Weber was flushed by the challenge; it was provocation to a man like him to attempt the impossible. His children were grown and his house in Seattle was empty most of the time. He had time on his hands, and like many people who have succeeded in business, he wanted to be famous for something other than making money. So with the impulsive hunger and self-confidence of a businessman who had only known success, he agreed to take the job running what the president, in a final, sorrowful comment, described as the “ghost hotel.”

The old-timers warned Weber that the agency truly was in bad shape. The foreign wars of the previous decade in Iraq and Afghanistan had gone badly, demoralizing even the nominally successful covert-action side of the agency. The CIA had been asked to do things that previous generations of officers had been accused of but had only imagined, like torturing people for information or conducting systematic assassination campaigns.

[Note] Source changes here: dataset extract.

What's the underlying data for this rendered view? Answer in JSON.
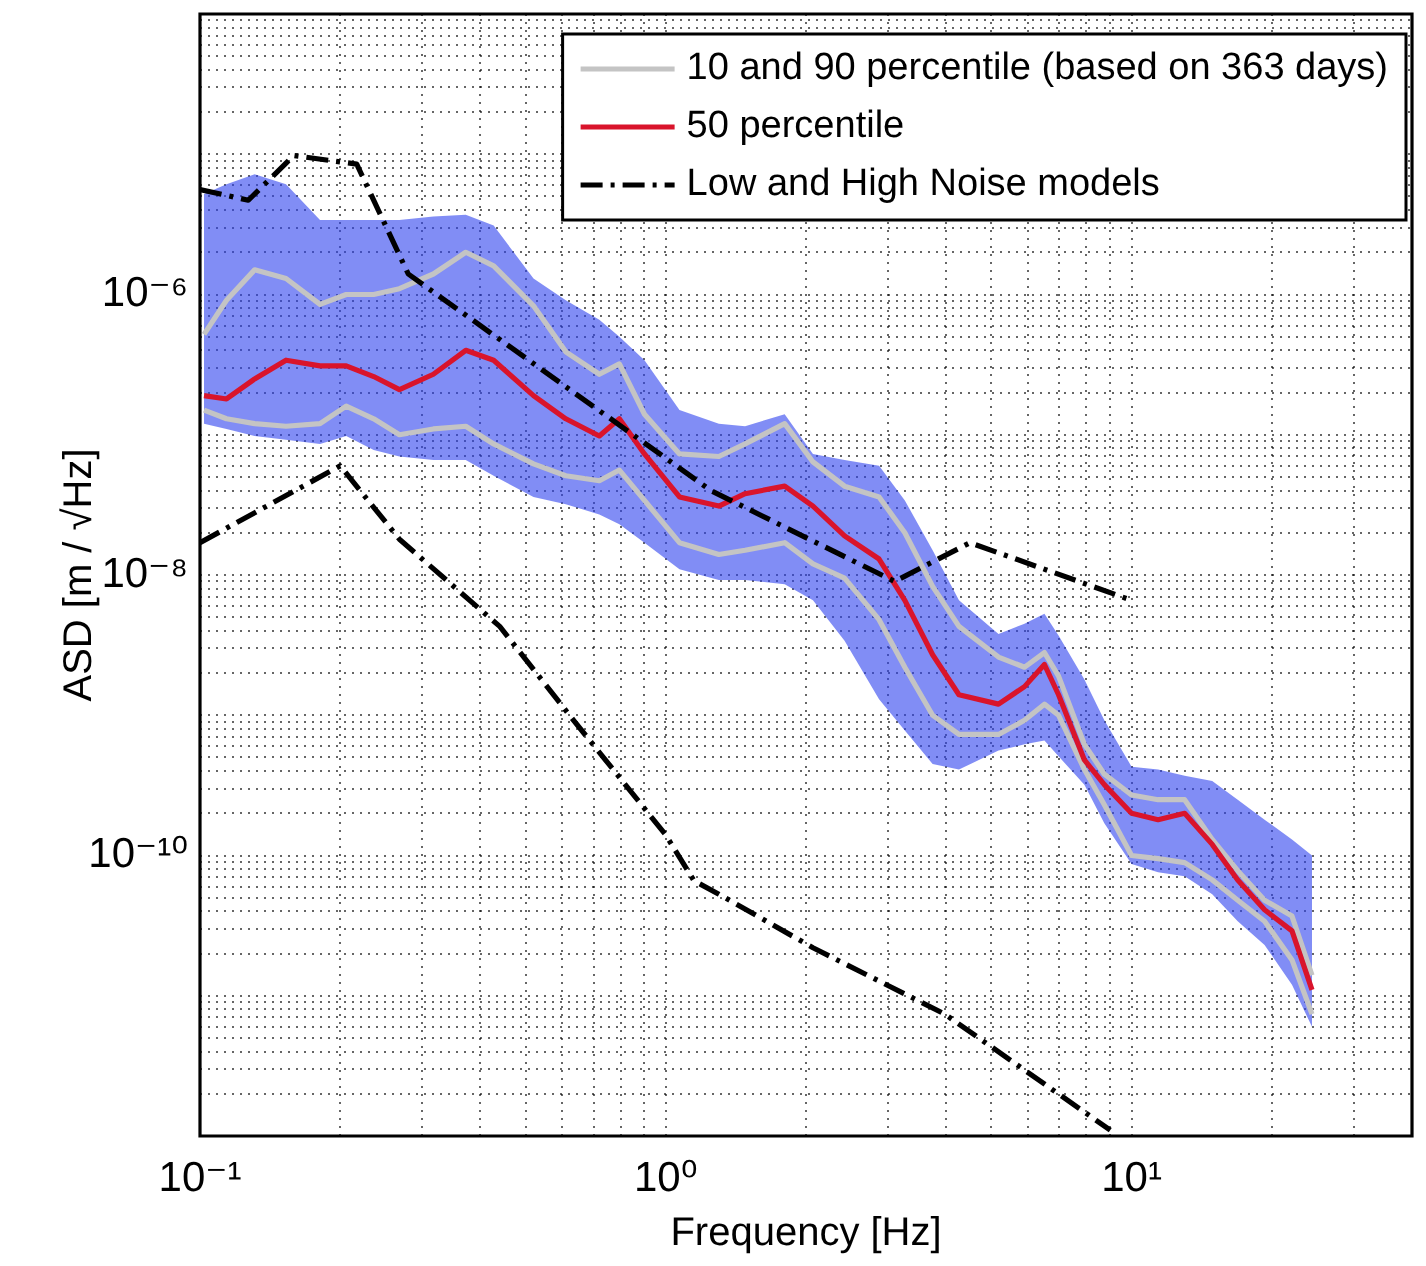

It would have been bad enough if this Murder, Inc., era had been successful; but aside from getting Osama bin Laden, the main accomplishment had been to create hundreds of millions of new enemies for the United States. The world was newly angry at America, and also contemptuous of its power, which was a bad combination.

Now, in retreat, the CIA needed permission for everything. That was what surprised Graham Weber most in his first days. He was used to the executive authority that comes with running a big company, the license to take risks that is part of creative management. But he was now in a very different place. The modern CIA worked more for Congress than for the president. Out of curiosity, Weber asked at his first covert-action briefing whether the agency had penetrated the networks of anonymous leakers who were stealing warehouses full of America’s most classified secrets and publishing them to the world. He was told no, it was too risky for the agency. If the CIA tried to penetrate WikiLeaks, that fact might… leak.

Defeated countries are sullen beasts, and America had suffered a kind of defeat. It was like after Vietnam — the country wanted to pull up the covers and watch television — but the CIA couldn’t do that, or, at least, it wasn’t supposed to. It had a network of officers around the world who were paid to steal secrets. Even the agency’s young guns knew this was a time to play it safe, find a lily pad where they could watch and wait. And then along came Graham Weber.